Iklan - Geser ke atas untuk melanjutkan.

Dijanjikan Anaknya Lolos Seleksi Anggota Polri, Warga Klungkung Tertipu Rp 503 Juta

penipuan
Bali Tribune / MELAPOR - Korban melaporkan kasus penipuan masuk anggota Polri di Polres Klungkung

balitribune.co.id | Semarapura - Gara-gara kepingin anaknya menjadi polisi, salah Seorang warga Klungkung berinisial Ni Komang SW (48), alamat Kelurahan Semarapura Klod menjadi korban penipuan berkedok calo penerimaan anggota Polri. Akibat bujuk rayu pelaku yang mengaku bisa meloloskan anaknya menjadi anggota Polri, korban mengalami kerugian Rp 503 juta.

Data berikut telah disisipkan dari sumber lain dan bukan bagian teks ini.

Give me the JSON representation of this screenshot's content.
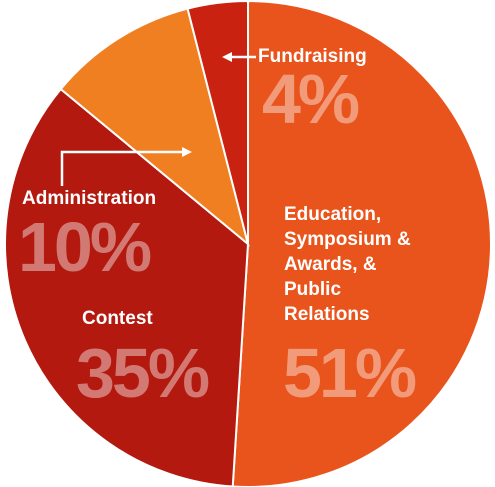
{
  "chart_data": {
    "type": "pie",
    "categories": [
      "Education, Symposium & Awards, & Public Relations",
      "Contest",
      "Administration",
      "Fundraising"
    ],
    "values": [
      51,
      35,
      10,
      4
    ],
    "value_labels": [
      "51%",
      "35%",
      "10%",
      "4%"
    ],
    "colors": [
      "#e9541c",
      "#b3190f",
      "#f07f22",
      "#c92210"
    ]
  }
}
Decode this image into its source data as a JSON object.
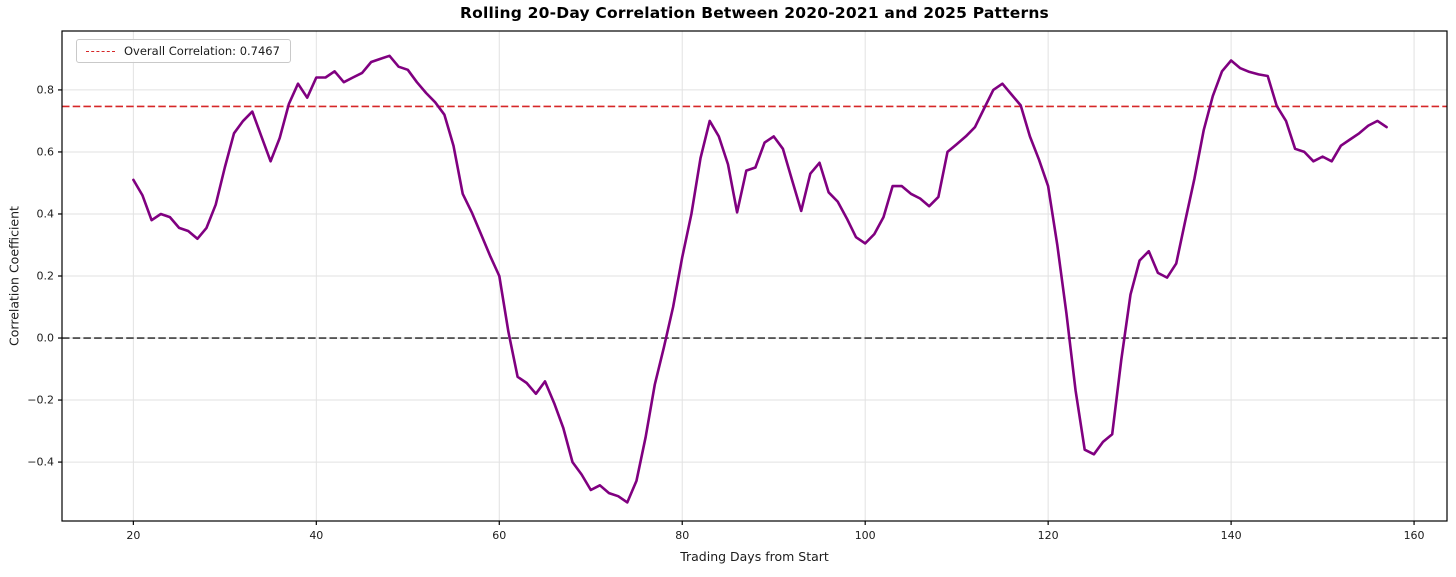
{
  "chart_data": {
    "type": "line",
    "title": "Rolling 20-Day Correlation Between 2020-2021 and 2025 Patterns",
    "xlabel": "Trading Days from Start",
    "ylabel": "Correlation Coefficient",
    "xlim": [
      12.2,
      163.6
    ],
    "ylim": [
      -0.59,
      0.99
    ],
    "grid": true,
    "legend_position": "upper left",
    "x_ticks": [
      20,
      40,
      60,
      80,
      100,
      120,
      140,
      160
    ],
    "x_tick_labels": [
      "20",
      "40",
      "60",
      "80",
      "100",
      "120",
      "140",
      "160"
    ],
    "y_ticks": [
      -0.4,
      -0.2,
      0.0,
      0.2,
      0.4,
      0.6,
      0.8
    ],
    "y_tick_labels": [
      "−0.4",
      "−0.2",
      "0.0",
      "0.2",
      "0.4",
      "0.6",
      "0.8"
    ],
    "series": [
      {
        "name": "rolling-20-day-correlation",
        "color": "#800080",
        "line_width": 2.6,
        "x_start": 20,
        "x_step": 1,
        "values": [
          0.51,
          0.46,
          0.38,
          0.4,
          0.39,
          0.355,
          0.345,
          0.32,
          0.355,
          0.43,
          0.55,
          0.66,
          0.7,
          0.73,
          0.65,
          0.57,
          0.645,
          0.755,
          0.82,
          0.775,
          0.84,
          0.84,
          0.86,
          0.825,
          0.84,
          0.855,
          0.89,
          0.9,
          0.91,
          0.875,
          0.865,
          0.825,
          0.79,
          0.76,
          0.72,
          0.62,
          0.465,
          0.405,
          0.335,
          0.265,
          0.2,
          0.02,
          -0.125,
          -0.145,
          -0.18,
          -0.14,
          -0.21,
          -0.29,
          -0.4,
          -0.44,
          -0.49,
          -0.475,
          -0.5,
          -0.51,
          -0.53,
          -0.46,
          -0.32,
          -0.15,
          -0.03,
          0.1,
          0.26,
          0.4,
          0.58,
          0.7,
          0.65,
          0.56,
          0.405,
          0.54,
          0.55,
          0.63,
          0.65,
          0.61,
          0.51,
          0.41,
          0.53,
          0.565,
          0.47,
          0.44,
          0.385,
          0.325,
          0.305,
          0.335,
          0.39,
          0.49,
          0.49,
          0.465,
          0.45,
          0.425,
          0.455,
          0.6,
          0.625,
          0.65,
          0.68,
          0.74,
          0.8,
          0.82,
          0.785,
          0.75,
          0.65,
          0.575,
          0.49,
          0.3,
          0.08,
          -0.17,
          -0.36,
          -0.375,
          -0.335,
          -0.31,
          -0.07,
          0.14,
          0.25,
          0.28,
          0.21,
          0.195,
          0.24,
          0.38,
          0.515,
          0.67,
          0.78,
          0.86,
          0.895,
          0.87,
          0.858,
          0.85,
          0.845,
          0.748,
          0.7,
          0.61,
          0.6,
          0.57,
          0.585,
          0.57,
          0.62,
          0.64,
          0.66,
          0.685,
          0.7,
          0.68
        ]
      }
    ],
    "reference_lines": [
      {
        "name": "overall-correlation-line",
        "value": 0.7467,
        "color": "#d62728",
        "style": "dashed",
        "legend_label": "Overall Correlation: 0.7467"
      },
      {
        "name": "zero-line",
        "value": 0.0,
        "color": "#3d3d3d",
        "style": "dashed"
      }
    ]
  },
  "colors": {
    "background": "#ffffff",
    "grid": "#e2e2e2",
    "spine": "#000000",
    "text": "#1c1c1c"
  }
}
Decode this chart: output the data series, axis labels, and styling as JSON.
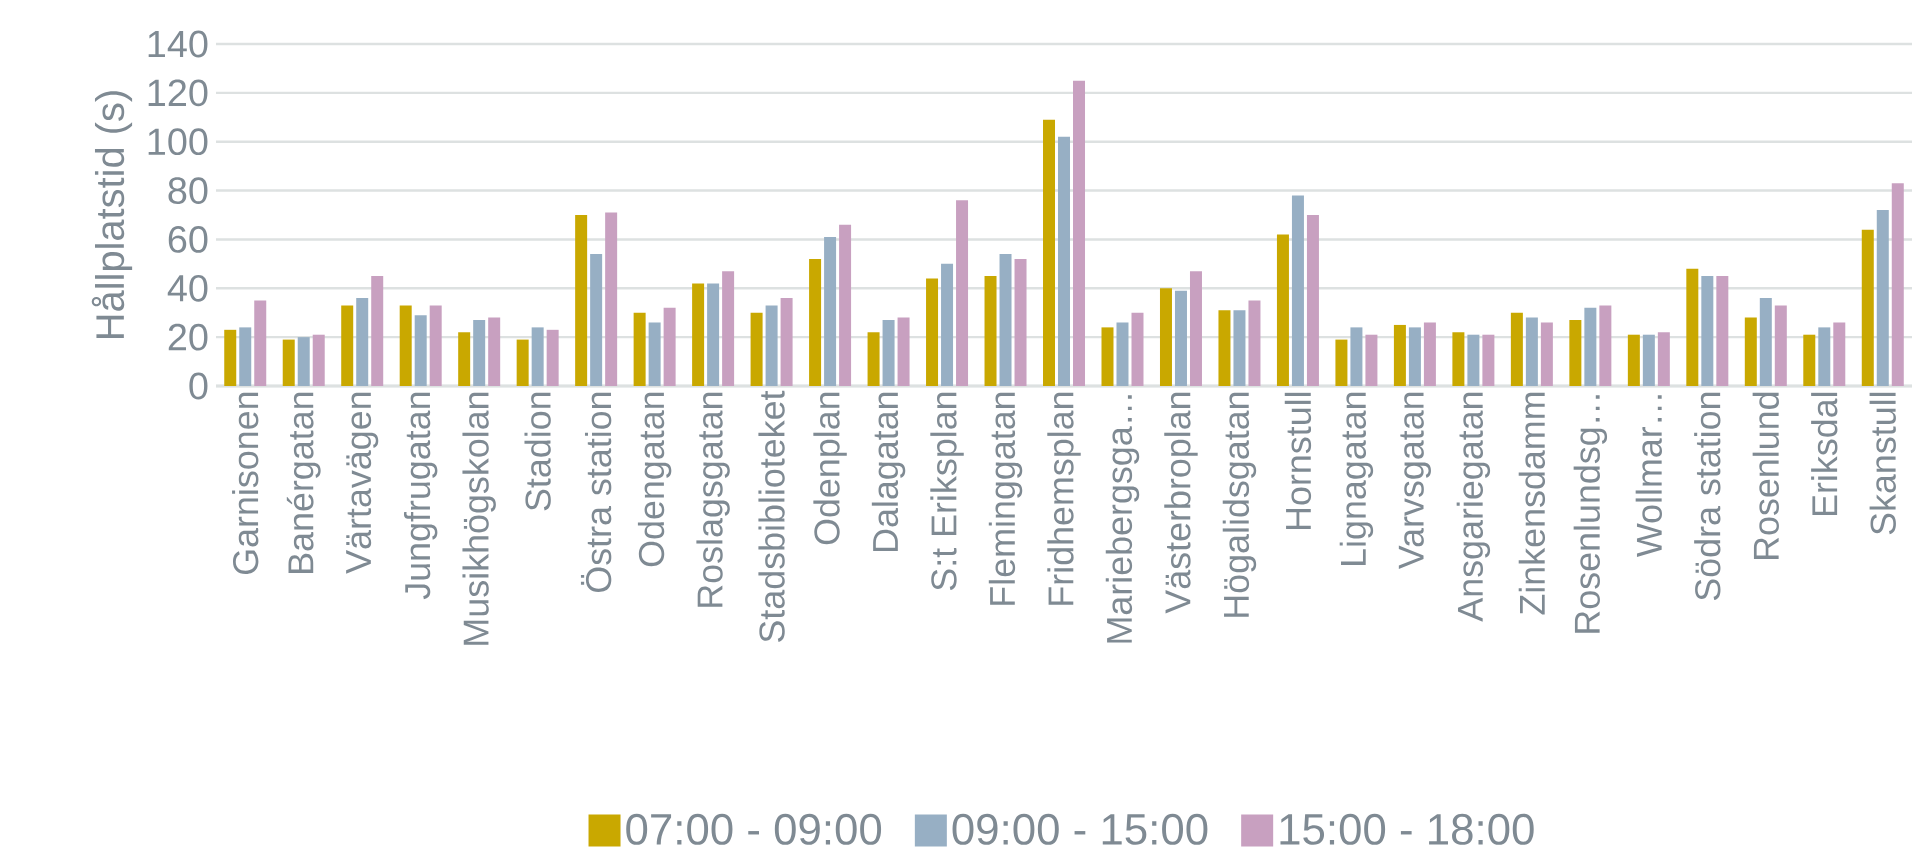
{
  "chart_data": {
    "type": "bar",
    "ylabel": "Hållplatstid (s)",
    "categories": [
      "Garnisonen",
      "Banérgatan",
      "Värtavägen",
      "Jungfrugatan",
      "Musikhögskolan",
      "Stadion",
      "Östra station",
      "Odengatan",
      "Roslagsgatan",
      "Stadsbiblioteket",
      "Odenplan",
      "Dalagatan",
      "S:t Eriksplan",
      "Fleminggatan",
      "Fridhemsplan",
      "Mariebergsga…",
      "Västerbroplan",
      "Högalidsgatan",
      "Hornstull",
      "Lignagatan",
      "Varvsgatan",
      "Ansgariegatan",
      "Zinkensdamm",
      "Rosenlundsg…",
      "Wollmar…",
      "Södra station",
      "Rosenlund",
      "Eriksdal",
      "Skanstull"
    ],
    "series": [
      {
        "name": "07:00 - 09:00",
        "color": "#c9a800",
        "values": [
          23,
          19,
          33,
          33,
          22,
          19,
          70,
          30,
          42,
          30,
          52,
          22,
          44,
          45,
          109,
          24,
          40,
          31,
          62,
          19,
          25,
          22,
          30,
          27,
          21,
          48,
          28,
          21,
          64
        ]
      },
      {
        "name": "09:00 - 15:00",
        "color": "#97afc4",
        "values": [
          24,
          20,
          36,
          29,
          27,
          24,
          54,
          26,
          42,
          33,
          61,
          27,
          50,
          54,
          102,
          26,
          39,
          31,
          78,
          24,
          24,
          21,
          28,
          32,
          21,
          45,
          36,
          24,
          72
        ]
      },
      {
        "name": "15:00 - 18:00",
        "color": "#c8a0c0",
        "values": [
          35,
          21,
          45,
          33,
          28,
          23,
          71,
          32,
          47,
          36,
          66,
          28,
          76,
          52,
          125,
          30,
          47,
          35,
          70,
          21,
          26,
          21,
          26,
          33,
          22,
          45,
          33,
          26,
          83
        ]
      }
    ],
    "ylim": [
      0,
      140
    ],
    "yticks": [
      0,
      20,
      40,
      60,
      80,
      100,
      120,
      140
    ],
    "grid": "y",
    "legend": "bottom"
  }
}
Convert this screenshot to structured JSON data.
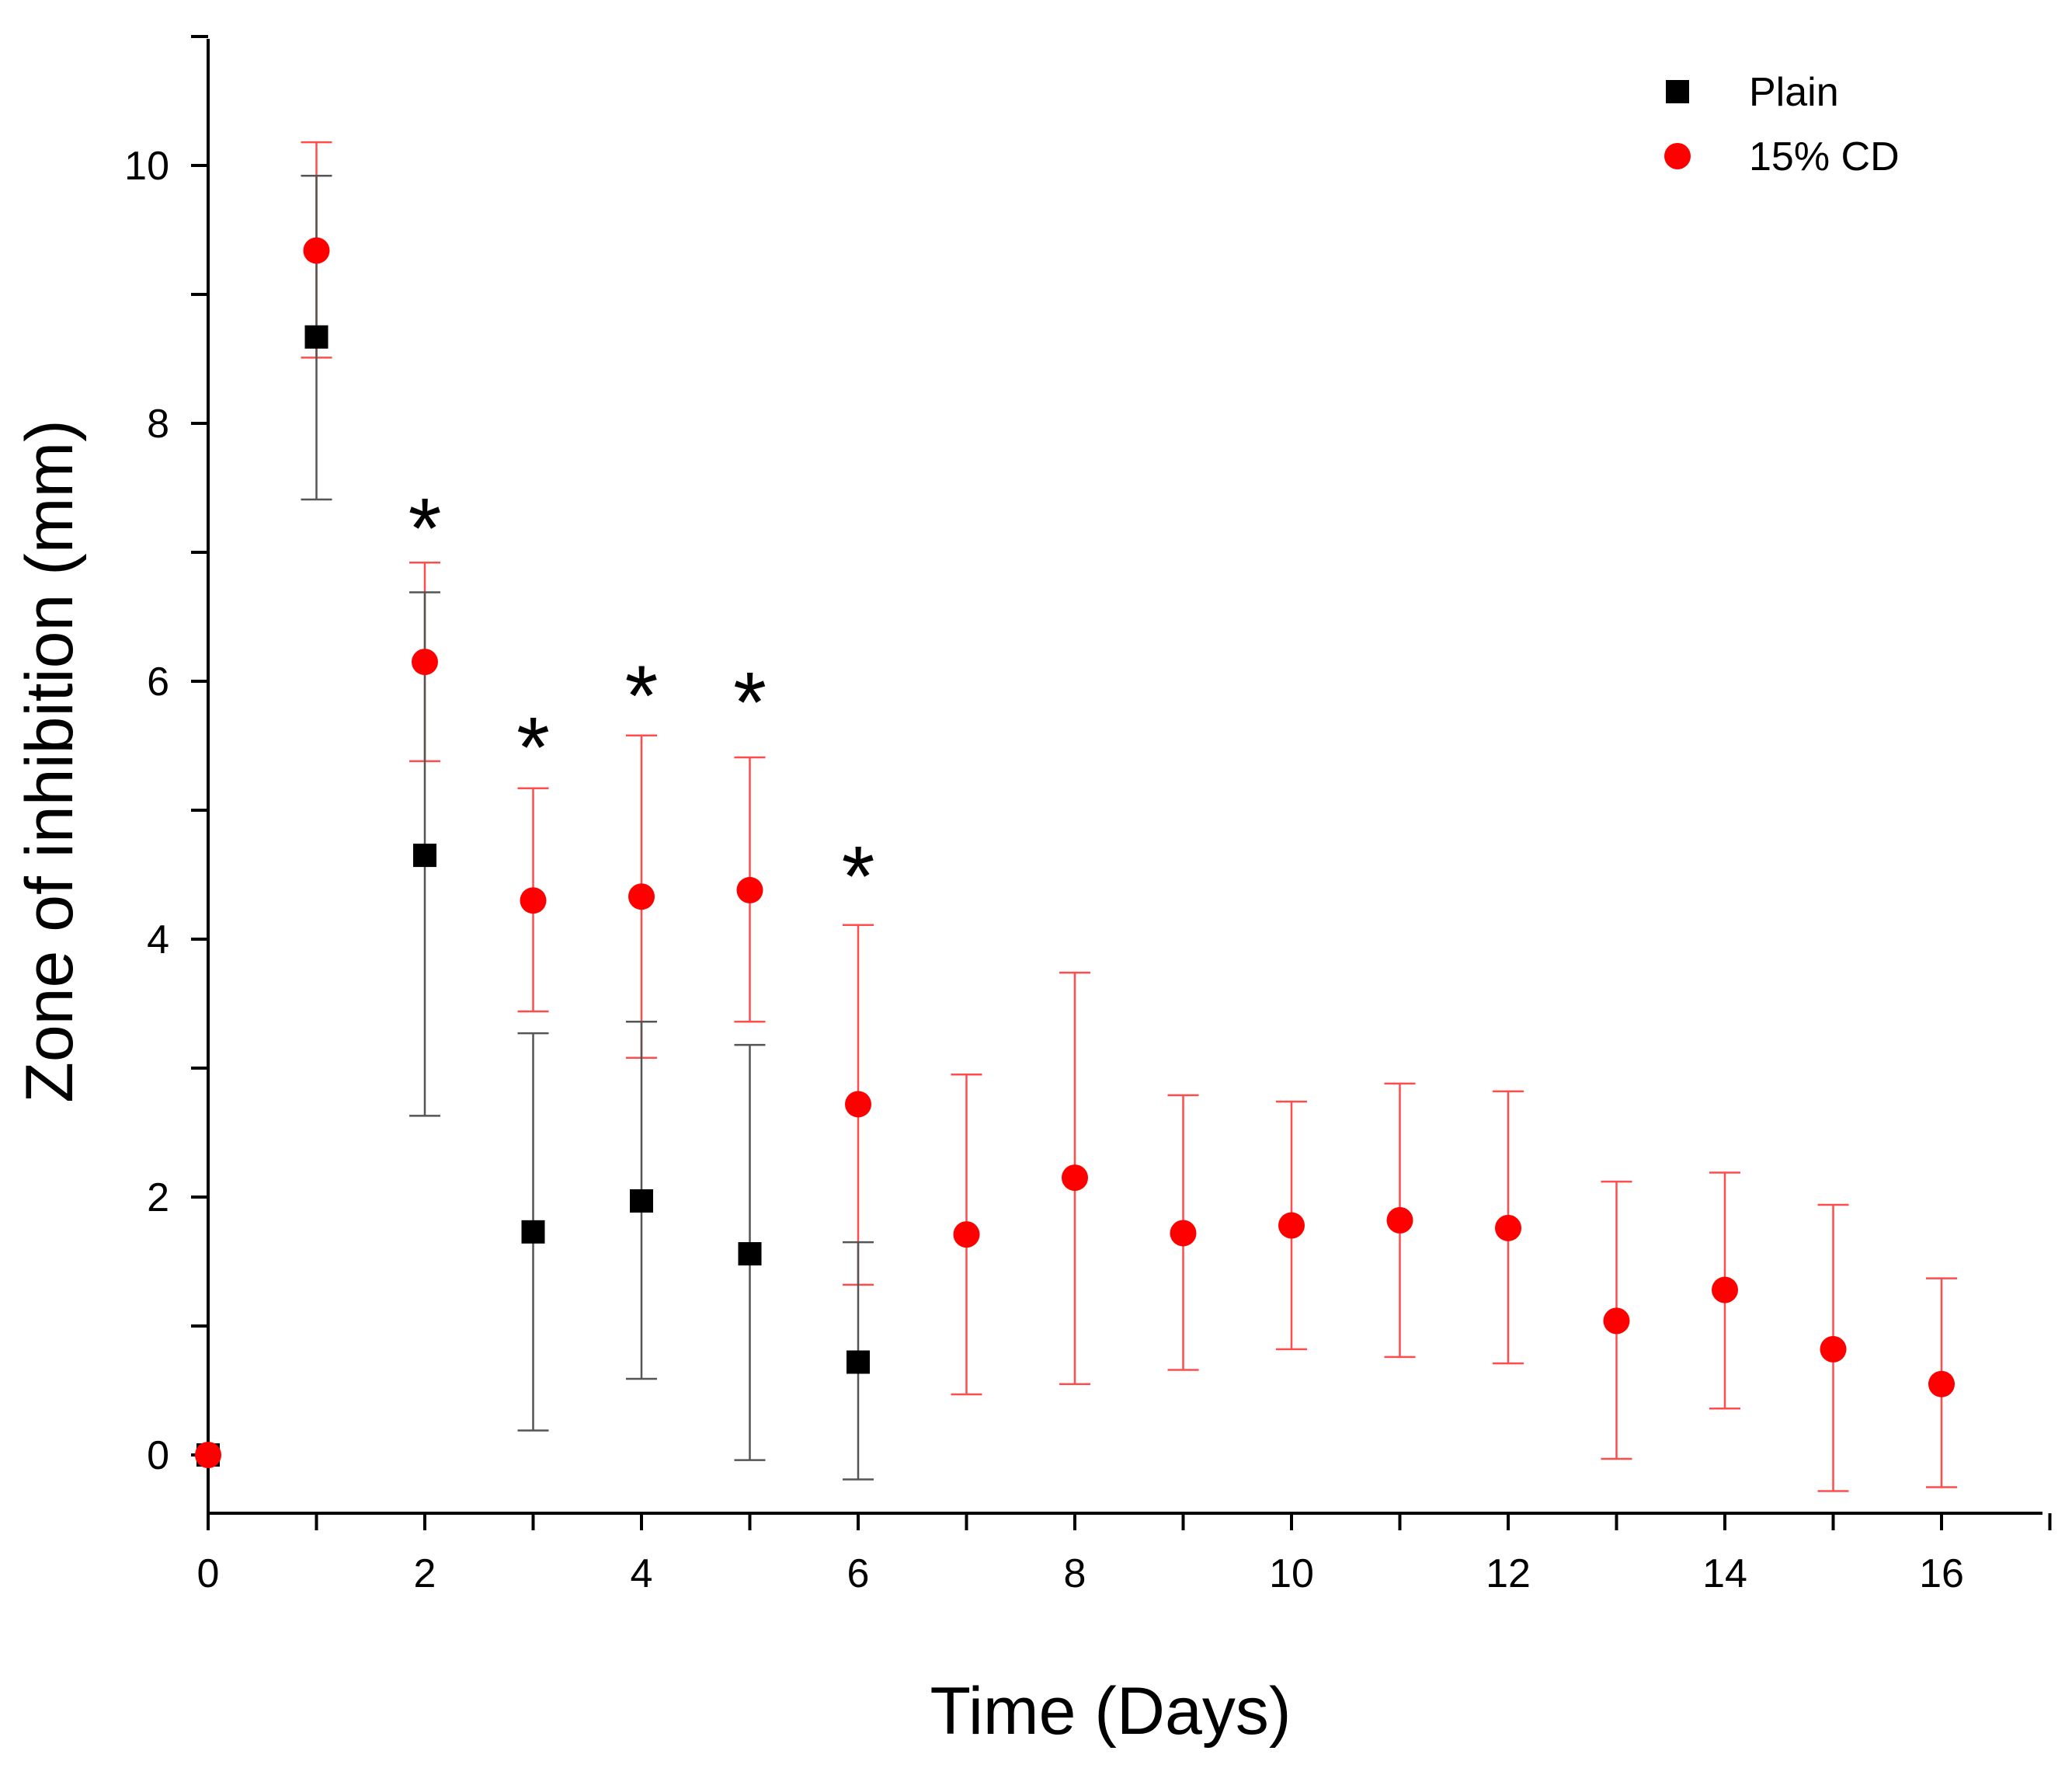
{
  "chart_data": {
    "type": "scatter",
    "title": "",
    "xlabel": "Time (Days)",
    "ylabel": "Zone of inhibition (mm)",
    "xlim": [
      0,
      17
    ],
    "ylim": [
      -0.45,
      11
    ],
    "xticks": [
      0,
      2,
      4,
      6,
      8,
      10,
      12,
      14,
      16
    ],
    "xtick_labels": [
      "0",
      "2",
      "4",
      "6",
      "8",
      "10",
      "12",
      "14",
      "16"
    ],
    "xminor": [
      1,
      3,
      5,
      7,
      9,
      11,
      13,
      15,
      17
    ],
    "yticks": [
      0,
      2,
      4,
      6,
      8,
      10
    ],
    "ytick_labels": [
      "0",
      "2",
      "4",
      "6",
      "8",
      "10"
    ],
    "yminor": [
      1,
      3,
      5,
      7,
      9,
      11
    ],
    "legend_position": "top-right",
    "series": [
      {
        "name": "Plain",
        "marker": "square",
        "color": "#000000",
        "errorbar_color": "#555555",
        "x": [
          0,
          1,
          2,
          3,
          4,
          5,
          6
        ],
        "y": [
          0,
          8.67,
          4.65,
          1.73,
          1.97,
          1.56,
          0.72
        ],
        "y_lower": [
          0,
          7.41,
          2.63,
          0.19,
          0.59,
          -0.04,
          -0.19
        ],
        "y_upper": [
          0,
          9.92,
          6.69,
          3.27,
          3.36,
          3.18,
          1.65
        ]
      },
      {
        "name": "15% CD",
        "marker": "circle",
        "color": "#ff0000",
        "errorbar_color": "#ff4d4d",
        "x": [
          0,
          1,
          2,
          3,
          4,
          5,
          6,
          7,
          8,
          9,
          10,
          11,
          12,
          13,
          14,
          15,
          16
        ],
        "y": [
          0,
          9.34,
          6.15,
          4.3,
          4.33,
          4.38,
          2.72,
          1.71,
          2.15,
          1.72,
          1.78,
          1.82,
          1.76,
          1.04,
          1.28,
          0.82,
          0.55
        ],
        "y_lower": [
          0,
          8.51,
          5.38,
          3.44,
          3.08,
          3.36,
          1.32,
          0.47,
          0.55,
          0.66,
          0.82,
          0.76,
          0.71,
          -0.03,
          0.36,
          -0.28,
          -0.25
        ],
        "y_upper": [
          0,
          10.18,
          6.92,
          5.17,
          5.58,
          5.41,
          4.11,
          2.95,
          3.74,
          2.79,
          2.74,
          2.88,
          2.82,
          2.12,
          2.19,
          1.94,
          1.37
        ]
      }
    ],
    "annotations": [
      {
        "text": "*",
        "x": 2,
        "y": 7.2,
        "meaning": "significant"
      },
      {
        "text": "*",
        "x": 3,
        "y": 5.5,
        "meaning": "significant"
      },
      {
        "text": "*",
        "x": 4,
        "y": 5.9,
        "meaning": "significant"
      },
      {
        "text": "*",
        "x": 5,
        "y": 5.85,
        "meaning": "significant"
      },
      {
        "text": "*",
        "x": 6,
        "y": 4.5,
        "meaning": "significant"
      }
    ]
  }
}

Informasi yang diperoleh di lapangan, korban telah melaporkan kasus penipuan yang dialami ke Mapolres Klungkung, Sabtu (25/10/2025) sekitar pukul 21.00 Wita. Dalam laporannya, korban menceritakan kejadiannya berawal  bulan April Tahun 2023. Korban yang berjualan di Terminal Galiran saling berkomunikasi dengan seseorang bernama I Komang OI  yang mana dari omongan tersebut dia mengaku punya kenalan yang sudah biasa (bisa) meloloskan seseorang menjadi anggota Polri. 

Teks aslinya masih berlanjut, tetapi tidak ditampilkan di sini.